We’re nearing completion of the first of our two digital workshops: scanning and OCR’ing a scholarly monograph.
As Alex noted, the process of scanning itself seemed to go pretty smoothly. With the work shared by four people, it was not particularly onerous. Students in my group, unlike those in Alex’s, did not work in pairs; but they had no complaints about scanning.
In introducing and discussing the project I tried to bring our group’s attention to the broader issues involved. What, I asked them, about this book would you be interested in preserving? How would you describe this book?
They skipped over what I assumed would be the obvious answers (the title, the text, the author) and began immediately talking about the typography and the binding. While their vocabulary for describing these properties of the book was limited (as, to a hardcore bibliographer, rather basic, is my own).
I encouraged them to think about how search changes the way we can use a book. I also began to point to the possibilities of large-scale text databases.
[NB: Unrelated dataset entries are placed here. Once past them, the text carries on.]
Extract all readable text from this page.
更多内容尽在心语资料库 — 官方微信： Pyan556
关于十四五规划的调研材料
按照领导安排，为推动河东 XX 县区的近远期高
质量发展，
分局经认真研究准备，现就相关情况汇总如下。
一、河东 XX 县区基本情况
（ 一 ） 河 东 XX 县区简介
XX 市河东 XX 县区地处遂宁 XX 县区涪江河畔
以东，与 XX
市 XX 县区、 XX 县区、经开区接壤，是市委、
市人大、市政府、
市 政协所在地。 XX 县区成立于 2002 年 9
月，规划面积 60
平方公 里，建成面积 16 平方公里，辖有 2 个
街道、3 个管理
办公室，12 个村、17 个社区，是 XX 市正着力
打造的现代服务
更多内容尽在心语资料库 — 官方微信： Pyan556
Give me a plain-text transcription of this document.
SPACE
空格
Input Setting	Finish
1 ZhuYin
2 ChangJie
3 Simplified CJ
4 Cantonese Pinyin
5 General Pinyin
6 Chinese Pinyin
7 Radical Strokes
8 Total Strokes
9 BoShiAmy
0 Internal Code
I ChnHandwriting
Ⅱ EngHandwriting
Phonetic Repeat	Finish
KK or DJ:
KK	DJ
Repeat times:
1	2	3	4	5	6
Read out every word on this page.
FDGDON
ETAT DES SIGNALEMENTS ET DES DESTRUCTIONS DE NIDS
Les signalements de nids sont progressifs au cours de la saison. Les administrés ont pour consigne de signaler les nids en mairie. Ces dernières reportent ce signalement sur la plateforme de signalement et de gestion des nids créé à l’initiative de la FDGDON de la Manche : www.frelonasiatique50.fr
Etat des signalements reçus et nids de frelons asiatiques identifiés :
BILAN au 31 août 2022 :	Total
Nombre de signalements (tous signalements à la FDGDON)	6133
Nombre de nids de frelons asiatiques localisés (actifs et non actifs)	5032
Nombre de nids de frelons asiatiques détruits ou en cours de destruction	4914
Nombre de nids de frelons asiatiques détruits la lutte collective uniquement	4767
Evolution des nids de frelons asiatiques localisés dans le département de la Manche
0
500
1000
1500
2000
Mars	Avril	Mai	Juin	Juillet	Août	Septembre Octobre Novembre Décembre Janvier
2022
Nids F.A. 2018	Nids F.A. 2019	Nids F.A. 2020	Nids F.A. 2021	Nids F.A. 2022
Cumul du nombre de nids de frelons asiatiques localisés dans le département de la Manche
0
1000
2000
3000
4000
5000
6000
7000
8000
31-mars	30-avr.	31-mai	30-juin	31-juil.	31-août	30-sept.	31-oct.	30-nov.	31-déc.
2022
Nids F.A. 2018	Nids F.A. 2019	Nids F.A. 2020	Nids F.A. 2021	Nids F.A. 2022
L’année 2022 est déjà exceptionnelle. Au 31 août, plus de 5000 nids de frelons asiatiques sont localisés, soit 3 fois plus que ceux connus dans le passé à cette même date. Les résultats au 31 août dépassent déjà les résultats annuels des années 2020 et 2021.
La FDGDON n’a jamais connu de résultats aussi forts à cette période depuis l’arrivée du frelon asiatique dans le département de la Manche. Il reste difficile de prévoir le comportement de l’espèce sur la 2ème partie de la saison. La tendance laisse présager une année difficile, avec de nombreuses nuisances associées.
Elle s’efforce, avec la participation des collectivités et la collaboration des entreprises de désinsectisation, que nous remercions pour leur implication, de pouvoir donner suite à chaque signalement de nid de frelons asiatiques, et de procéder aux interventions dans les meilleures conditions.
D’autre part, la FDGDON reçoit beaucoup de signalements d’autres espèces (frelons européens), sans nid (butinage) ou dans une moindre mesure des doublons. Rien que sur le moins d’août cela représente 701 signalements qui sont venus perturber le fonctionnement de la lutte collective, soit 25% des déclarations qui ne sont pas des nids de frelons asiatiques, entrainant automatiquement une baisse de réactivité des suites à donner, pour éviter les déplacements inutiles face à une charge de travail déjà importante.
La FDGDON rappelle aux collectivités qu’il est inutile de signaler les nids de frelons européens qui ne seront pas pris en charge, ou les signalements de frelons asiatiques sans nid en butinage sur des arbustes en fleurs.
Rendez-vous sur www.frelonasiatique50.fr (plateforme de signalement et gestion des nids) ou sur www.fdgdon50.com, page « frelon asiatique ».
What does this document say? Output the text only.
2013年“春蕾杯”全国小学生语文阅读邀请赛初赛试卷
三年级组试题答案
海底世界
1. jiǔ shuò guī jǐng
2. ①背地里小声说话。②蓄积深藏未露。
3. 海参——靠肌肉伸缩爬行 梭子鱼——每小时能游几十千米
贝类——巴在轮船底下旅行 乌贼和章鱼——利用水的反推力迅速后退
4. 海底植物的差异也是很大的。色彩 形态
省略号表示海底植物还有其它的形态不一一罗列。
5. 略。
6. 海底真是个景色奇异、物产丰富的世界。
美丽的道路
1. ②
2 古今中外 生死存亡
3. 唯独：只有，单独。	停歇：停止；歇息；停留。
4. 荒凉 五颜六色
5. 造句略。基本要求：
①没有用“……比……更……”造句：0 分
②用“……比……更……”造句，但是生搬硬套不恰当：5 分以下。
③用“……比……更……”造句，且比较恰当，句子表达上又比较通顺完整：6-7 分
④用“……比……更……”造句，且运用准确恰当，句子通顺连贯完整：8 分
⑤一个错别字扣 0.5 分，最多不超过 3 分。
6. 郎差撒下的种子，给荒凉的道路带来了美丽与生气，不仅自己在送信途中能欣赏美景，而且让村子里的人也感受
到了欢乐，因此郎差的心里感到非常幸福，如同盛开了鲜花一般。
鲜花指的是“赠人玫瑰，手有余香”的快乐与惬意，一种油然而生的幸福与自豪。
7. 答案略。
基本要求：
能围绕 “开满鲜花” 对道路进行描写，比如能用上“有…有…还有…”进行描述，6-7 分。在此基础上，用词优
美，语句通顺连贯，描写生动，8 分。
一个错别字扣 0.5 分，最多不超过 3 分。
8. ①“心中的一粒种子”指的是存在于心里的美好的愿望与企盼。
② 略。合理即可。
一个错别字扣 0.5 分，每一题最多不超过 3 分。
How does the availability of such resources change the sort of questions we are inclined to ask of the works we read?
(I left off pressing them on questions about what metadata should be attached to a digital edition; that we’ll address soon enough I think.)
While I didn’t draw the comparison explicitly for my students, I see this focus on materiality, on how the book as a physical object mediates the information it communicates, as consistent with what students are doing in their seminar meetings, where much of their time is spent reciting poetry. Prof. McGann has written about the value and importance of recitation as an alternative or supplement for that most traditional of English major seminar activities: interpretation. Focusing on the material properties of the book, I like to think, stems from a similar set of theoretical concerns: about how material form mediates meaning and purpose.
So far, so good.
The process of OCR’ing the book, however, proved challenging in other ways. Alex and I remain frustrated by the problem of how to handle soft hyphens. And the process itself is, by its very nature, more vexing and less pleasant than scanning: while most people were able to scan their pages within an hour or so, the process of OCR’ing took around four hours on average. And those four hours are spent squinting at a screen, comparing a PDF to the recognized text to see whether that period came through as a period or a comma. One student described the experience as “mind numbing.” Another, no doubt with some slight exaggeration, described it as “soul crushing.”
This complaint alone does not necessarily count as a demerit to the project. There is not a priori a reason why this sort of time consuming, “mind numbing,” labor might not have educational value. At least some experience of how the sausage gets made seems undeniably valuable. Once you’ve digitized a text, you understand the world of digitized texts in a different way.
And yet I wonder if the decreasing marginal educational value of each additional hour spent doing the OCR can justify the labor involved. Reciting Whitman’s Song of Myself has certain educational benefits; reciting Dickinson’s verse aloud only compounds those benefits. Scanning and OCR’ing 10 pages of text has certain educational benefits as well. I’m less sure that scanning and OCR’ing the next 10 pages, however, carries the same value.